Broadening partnerships and alliances
FAO is first and foremost a member of the UN family of organizations, and the partnerships deriving from this status constitute an important comparative advantage. FAO needs to broaden and strengthen cooperation with its partners, giving particular attention to the Rome-based organizations - WFP and IFAD as well as IPGRI.
- maintain and extend its partnership with UN system organizations at both the international and national levels;
- maintain responsibility, in cooperation with IFAD and WFP, for running the ACC Network on Rural Development and Food Security;
- remain an active partner of funding programmes and participate in CCAs and UNDAF;
- further strengthen cooperation with international financing institutions and with CGIAR;
- improve cooperation with technical and regional NGO networks;
- facilitate specific cooperation with CSOs, in particular on the use of the resources that they invest in agricultural development and food security programmes;
- explore avenues of cooperation with intergovernmental organizations; and
- in the light of the corporate policy with regard to private sector partners, promote their support for FAO's programmes and for investment in agriculture.

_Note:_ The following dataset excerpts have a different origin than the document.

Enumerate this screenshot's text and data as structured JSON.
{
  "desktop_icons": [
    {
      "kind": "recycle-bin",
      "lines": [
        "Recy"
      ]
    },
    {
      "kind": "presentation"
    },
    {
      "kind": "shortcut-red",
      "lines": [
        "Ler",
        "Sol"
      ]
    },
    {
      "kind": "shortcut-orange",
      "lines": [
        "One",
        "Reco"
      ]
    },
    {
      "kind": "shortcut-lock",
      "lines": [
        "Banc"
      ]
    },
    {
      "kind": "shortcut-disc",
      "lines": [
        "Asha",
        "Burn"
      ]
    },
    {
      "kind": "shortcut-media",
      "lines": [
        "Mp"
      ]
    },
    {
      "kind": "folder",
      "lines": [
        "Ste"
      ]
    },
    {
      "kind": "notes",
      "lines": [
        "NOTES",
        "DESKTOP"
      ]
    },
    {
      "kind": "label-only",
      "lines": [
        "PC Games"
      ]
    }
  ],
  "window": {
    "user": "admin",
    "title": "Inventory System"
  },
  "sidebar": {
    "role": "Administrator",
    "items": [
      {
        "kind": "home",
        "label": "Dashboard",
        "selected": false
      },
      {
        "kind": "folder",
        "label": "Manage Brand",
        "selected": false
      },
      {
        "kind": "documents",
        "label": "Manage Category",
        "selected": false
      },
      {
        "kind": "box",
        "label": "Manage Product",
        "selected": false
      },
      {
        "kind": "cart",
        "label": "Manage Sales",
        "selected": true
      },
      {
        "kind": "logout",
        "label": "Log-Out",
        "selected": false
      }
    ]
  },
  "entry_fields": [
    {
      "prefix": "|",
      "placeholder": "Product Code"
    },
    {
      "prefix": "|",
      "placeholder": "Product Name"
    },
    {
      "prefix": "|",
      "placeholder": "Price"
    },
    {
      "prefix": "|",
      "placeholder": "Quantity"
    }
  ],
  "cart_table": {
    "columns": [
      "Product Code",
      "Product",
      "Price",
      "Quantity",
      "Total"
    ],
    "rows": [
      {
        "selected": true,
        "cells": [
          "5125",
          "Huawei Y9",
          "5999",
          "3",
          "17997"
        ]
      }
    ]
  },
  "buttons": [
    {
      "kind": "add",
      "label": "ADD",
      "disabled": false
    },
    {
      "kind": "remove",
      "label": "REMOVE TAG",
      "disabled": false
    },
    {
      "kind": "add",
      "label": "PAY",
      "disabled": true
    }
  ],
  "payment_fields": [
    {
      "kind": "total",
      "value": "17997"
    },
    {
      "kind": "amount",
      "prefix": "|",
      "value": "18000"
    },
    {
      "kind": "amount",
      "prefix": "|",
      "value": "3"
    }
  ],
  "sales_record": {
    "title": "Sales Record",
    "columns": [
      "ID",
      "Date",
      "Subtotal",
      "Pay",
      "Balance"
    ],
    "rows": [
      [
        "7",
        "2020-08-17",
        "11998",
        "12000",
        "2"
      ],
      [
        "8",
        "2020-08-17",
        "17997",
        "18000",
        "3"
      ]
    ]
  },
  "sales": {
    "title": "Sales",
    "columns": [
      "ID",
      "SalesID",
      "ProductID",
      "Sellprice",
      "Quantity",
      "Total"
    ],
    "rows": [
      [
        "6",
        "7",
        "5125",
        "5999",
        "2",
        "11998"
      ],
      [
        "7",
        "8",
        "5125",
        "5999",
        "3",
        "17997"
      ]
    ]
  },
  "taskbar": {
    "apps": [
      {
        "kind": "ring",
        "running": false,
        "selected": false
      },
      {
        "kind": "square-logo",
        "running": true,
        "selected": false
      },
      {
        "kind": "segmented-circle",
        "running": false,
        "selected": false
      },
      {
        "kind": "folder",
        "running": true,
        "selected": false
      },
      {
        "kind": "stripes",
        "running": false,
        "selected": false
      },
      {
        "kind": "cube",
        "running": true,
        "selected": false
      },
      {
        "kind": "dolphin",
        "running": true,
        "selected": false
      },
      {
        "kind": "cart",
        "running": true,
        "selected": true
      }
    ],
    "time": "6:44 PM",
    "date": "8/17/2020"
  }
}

Continuing to improve the management process
The internal management process must meet FAO's needs in the context of a changing external environment and, specifically, of the Strategic Framework with its renewed emphasis on interdisciplinary approaches and broadened partnerships. Management imperatives affected by these changes include:
- the need to realign authority, responsibility and accountability;
- the need to be increasingly cost effective and responsive in the light of competition;
- the need to provide the management and developmental support required to implement the strategy for enhancing interdisciplinarity;
- the need for administrative and management information systems to underpin the overall process; and
- the need for increased flexibility to meet the demands of programmes for new skills, particularly in FAO's areas of excellence.
Leveraging resources for FAO and its Members
FAO's capacity to perform its mission is constrained by the level of available resources. Emphasis needs to be placed on expanding the total resources applied to FAO's principal programmes - not only on the resources managed by the Organization. The challenge will be to mobilize domestic and external, public and private resources for the agricultural and rural sector, including forestry and fisheries.
- improve the programme design, efficiency and effectiveness of its Regular Programme and of its technical assistance and investment programmes;
- target programmes better so as to mobilize resources to support normative activities while ensuring the continued independence of the Organization's work;
- for the Field Programme, apply interdisciplinary solutions aimed at sustainable results that have a catalytic effect and are responsive to demand; and
- consolidate, diversify and expand funding sources, including newly emerging middle-income countries, developing countries themselves, the private sector, subnational entities and private individuals.
Communicating FAO's messages
Communication must be regarded as an integral part of FAO's substantive programmes. The Organization's ability to secure the necessary support to fulfil its mandate depends to a considerable extent on the quality of its communication activities and their effectiveness in maintaining a credible, coherent public image. The Organization needs to communicate both general and specific messages.
- concentrate on priority issues targeted at strategic external audiences;
- reach out to civil society and the general public to improve awareness and understanding;
- improve its information products, including the projection of a consistent corporate image;
- enhance communication planning and budgeting; and
- promote a positive communication culture among its staff.